Graphs¶
Overview¶
Graphs model relationships: vertices and edges, directed or undirected, weighted or unweighted. They are the backbone of networks, dependencies, maps, and state spaces.
Why This Exists¶
Many real systems are graphs—social networks, package dependencies, routing tables. Interview problems often reduce to DFS/BFS, topological sorting, shortest paths, or union-find.
How It Works¶
Representations include adjacency lists (common), adjacency matrices (dense graphs), and edge lists.
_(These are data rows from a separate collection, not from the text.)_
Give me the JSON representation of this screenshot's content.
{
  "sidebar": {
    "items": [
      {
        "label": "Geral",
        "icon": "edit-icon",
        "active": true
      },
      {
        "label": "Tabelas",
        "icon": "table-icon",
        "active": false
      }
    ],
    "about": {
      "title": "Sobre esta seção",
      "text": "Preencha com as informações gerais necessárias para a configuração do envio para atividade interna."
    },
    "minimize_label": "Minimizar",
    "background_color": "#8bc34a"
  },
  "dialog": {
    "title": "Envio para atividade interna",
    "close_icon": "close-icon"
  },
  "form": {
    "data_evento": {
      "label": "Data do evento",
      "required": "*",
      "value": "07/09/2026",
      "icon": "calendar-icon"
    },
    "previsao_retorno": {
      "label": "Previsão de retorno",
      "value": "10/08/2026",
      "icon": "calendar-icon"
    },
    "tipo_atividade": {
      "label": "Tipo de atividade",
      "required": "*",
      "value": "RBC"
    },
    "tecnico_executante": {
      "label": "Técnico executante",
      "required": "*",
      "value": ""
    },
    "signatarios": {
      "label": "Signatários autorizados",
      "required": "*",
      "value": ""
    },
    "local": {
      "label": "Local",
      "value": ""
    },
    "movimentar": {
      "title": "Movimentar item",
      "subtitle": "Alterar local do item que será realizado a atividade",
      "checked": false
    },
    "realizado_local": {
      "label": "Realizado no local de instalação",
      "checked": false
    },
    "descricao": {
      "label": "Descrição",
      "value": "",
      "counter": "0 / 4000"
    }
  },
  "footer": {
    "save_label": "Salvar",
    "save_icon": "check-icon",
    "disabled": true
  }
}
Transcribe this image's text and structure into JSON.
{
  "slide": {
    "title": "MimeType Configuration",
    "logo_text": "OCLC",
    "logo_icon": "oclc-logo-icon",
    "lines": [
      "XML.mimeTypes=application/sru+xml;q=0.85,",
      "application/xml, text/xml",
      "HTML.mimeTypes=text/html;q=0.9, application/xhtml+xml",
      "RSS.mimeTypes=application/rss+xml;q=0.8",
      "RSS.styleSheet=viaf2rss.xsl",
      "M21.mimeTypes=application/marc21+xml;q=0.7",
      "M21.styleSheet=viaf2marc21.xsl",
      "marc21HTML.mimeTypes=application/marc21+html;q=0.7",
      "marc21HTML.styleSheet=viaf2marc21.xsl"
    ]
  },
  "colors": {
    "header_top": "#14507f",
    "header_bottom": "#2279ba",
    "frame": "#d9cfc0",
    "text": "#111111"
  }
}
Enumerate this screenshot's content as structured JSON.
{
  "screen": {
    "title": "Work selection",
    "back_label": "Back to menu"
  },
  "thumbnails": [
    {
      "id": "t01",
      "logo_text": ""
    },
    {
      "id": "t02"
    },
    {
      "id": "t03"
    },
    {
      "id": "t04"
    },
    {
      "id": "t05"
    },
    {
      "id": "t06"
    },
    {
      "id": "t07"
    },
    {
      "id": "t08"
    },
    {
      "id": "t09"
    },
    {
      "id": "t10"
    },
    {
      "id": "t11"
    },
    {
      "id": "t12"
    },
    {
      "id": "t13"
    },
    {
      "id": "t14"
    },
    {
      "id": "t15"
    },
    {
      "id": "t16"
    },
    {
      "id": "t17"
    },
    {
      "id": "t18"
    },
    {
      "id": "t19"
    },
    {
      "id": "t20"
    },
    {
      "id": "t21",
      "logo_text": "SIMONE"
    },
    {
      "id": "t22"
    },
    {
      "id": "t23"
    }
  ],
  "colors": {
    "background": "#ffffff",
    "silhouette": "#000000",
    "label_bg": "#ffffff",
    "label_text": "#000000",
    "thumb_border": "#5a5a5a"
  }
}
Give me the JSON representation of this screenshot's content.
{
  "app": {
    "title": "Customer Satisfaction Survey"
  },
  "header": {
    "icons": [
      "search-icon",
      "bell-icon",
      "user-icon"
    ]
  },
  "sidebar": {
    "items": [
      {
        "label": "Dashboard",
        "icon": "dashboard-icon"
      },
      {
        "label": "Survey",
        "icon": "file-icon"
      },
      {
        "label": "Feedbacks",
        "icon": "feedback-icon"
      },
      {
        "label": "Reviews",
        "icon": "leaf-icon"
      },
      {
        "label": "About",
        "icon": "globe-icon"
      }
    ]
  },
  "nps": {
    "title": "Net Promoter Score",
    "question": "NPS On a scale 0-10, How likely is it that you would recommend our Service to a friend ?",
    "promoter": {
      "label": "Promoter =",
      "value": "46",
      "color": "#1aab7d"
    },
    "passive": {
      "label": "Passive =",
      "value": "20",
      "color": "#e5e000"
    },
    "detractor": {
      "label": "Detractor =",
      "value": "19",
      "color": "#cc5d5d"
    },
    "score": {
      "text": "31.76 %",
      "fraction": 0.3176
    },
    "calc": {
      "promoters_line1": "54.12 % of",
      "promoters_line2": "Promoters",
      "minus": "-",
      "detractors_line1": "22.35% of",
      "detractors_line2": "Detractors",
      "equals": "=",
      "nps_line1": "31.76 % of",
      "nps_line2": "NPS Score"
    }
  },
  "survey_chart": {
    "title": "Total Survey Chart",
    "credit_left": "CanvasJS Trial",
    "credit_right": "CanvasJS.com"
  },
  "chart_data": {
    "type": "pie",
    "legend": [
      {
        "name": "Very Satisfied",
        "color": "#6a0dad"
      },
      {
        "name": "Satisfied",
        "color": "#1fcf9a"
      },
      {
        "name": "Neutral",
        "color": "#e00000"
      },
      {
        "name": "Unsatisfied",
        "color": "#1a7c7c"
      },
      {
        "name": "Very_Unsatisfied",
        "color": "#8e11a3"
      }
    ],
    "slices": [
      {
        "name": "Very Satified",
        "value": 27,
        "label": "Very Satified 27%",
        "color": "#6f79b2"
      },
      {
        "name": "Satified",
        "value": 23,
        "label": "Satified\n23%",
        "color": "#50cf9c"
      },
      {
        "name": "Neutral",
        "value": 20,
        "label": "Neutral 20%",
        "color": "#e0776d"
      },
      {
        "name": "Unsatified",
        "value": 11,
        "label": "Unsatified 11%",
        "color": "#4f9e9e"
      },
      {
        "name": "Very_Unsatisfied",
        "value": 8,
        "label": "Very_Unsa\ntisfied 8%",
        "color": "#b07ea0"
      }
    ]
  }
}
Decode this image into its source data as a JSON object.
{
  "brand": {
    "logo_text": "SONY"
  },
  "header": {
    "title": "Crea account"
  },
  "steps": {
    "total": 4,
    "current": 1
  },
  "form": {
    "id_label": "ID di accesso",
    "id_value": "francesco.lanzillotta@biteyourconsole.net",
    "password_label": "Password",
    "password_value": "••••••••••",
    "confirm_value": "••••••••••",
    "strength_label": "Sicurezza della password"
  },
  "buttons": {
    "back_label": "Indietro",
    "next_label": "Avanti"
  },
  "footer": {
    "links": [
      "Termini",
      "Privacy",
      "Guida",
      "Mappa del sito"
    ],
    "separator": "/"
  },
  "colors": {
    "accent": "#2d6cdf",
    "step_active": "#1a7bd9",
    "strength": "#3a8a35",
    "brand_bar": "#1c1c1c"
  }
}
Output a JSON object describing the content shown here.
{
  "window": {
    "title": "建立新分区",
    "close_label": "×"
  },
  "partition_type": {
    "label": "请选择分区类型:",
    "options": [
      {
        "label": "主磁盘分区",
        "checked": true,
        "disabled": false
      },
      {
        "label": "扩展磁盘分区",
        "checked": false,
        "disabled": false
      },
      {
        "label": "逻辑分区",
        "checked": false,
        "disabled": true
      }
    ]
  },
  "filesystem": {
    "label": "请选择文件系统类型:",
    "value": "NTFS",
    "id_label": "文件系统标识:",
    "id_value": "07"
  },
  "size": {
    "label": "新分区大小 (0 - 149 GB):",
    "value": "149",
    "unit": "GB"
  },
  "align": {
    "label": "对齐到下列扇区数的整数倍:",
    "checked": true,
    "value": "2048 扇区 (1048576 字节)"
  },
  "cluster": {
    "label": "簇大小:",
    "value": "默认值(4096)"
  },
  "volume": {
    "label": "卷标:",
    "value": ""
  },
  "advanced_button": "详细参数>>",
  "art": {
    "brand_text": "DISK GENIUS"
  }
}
Master BFS for shortest path in unweighted graphs, Dijkstra for non-negative weights, Bellman–Ford when edges can be negative, and topological sort for DAGs.
Architecture¶

Key Concepts¶
Code Examples¶
def dfs(graph: dict[int, list[int]], start: int) -> set[int]:
seen = set()
def visit(u: int) -> None:
seen.add(u)
for v in graph.get(u, []):
if v not in seen:
visit(v)
visit(start)
return seen
from collections import deque
def bfs_shortest(graph, src, dst):
q = deque([(src, 0)])
seen = {src}
while q:
u, d = q.popleft()
if u == dst:
return d
for v in graph.get(u, []):
if v not in seen:
seen.add(v)
q.append((v, d + 1))
return -1
Interview Questions¶
Detect a cycle in a directed graph.
Use DFS with three colors (unvisited, visiting, visited) or Kahn’s algorithm for topological sort attempt.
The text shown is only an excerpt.